What if we now had all patients connected on a national health system and we could see that the symptoms show higher rates in certain demographics? We can now proactively target messaging to those folks who are deemed to be at higher risk due to the likelihood of them showing symptom A. We can target doctors who work in those demographic areas, and now your sales folks have an indirectly pre-qualified lead system. Less random cold calling and more efficiency. Less cost per sale when you think of the marketing and sales efforts required.
Let’s take it even further, lets plug in statistics from the health industry around side effects, success rates, alternative options etc. Now we have even more analytics which can provide increasingly accurate information around patients demographics. You can now pinpoint exactly who and how to target to maximize your sales and satisfaction rates. Less side affects thanks to more detailed info about potential red flags that could increase negative affects, which means higher customer satisfaction and more sales or in this case, healthier patients and more positive associations to your brand.

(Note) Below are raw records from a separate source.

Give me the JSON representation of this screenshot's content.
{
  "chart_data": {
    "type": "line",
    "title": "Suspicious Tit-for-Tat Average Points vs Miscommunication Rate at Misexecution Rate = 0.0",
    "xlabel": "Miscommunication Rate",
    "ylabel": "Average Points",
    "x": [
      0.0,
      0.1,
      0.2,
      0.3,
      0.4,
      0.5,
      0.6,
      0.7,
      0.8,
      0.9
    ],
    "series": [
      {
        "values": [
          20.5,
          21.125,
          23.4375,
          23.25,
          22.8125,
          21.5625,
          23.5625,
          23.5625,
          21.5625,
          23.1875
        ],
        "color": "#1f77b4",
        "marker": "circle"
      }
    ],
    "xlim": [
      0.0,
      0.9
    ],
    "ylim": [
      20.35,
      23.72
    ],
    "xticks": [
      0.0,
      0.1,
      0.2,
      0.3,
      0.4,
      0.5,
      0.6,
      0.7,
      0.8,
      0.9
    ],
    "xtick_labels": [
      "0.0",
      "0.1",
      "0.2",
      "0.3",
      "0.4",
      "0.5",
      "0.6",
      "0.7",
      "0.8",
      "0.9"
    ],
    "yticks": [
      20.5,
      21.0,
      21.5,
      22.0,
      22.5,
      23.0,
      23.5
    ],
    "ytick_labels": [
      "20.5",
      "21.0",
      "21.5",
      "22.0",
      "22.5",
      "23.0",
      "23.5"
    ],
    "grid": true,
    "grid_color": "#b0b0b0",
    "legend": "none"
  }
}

I could go on about how critical this movement into proactive marketing is to the future of marketing in general, but I think it speaks for itself. It’s the analytics back end that makes this all possible. The ability to pull relevant information in a more coherent and automated fashion means your marketing folks can spend more time mastering the messaging instead of trying to guess where and whom to target. It also means better forecasting and a more realistic understanding of the market instead of the current crystal ball method.
This is how cloud is powering marketing. It’s also a perfect example of why the conversation about business transformation isn’t just about the back end IT systems and increasing their efficiency. This is why cloud is so important to every part of the organization. After all, if marketing is steering the organization, the more tools and insight we have, the better the result is going to be.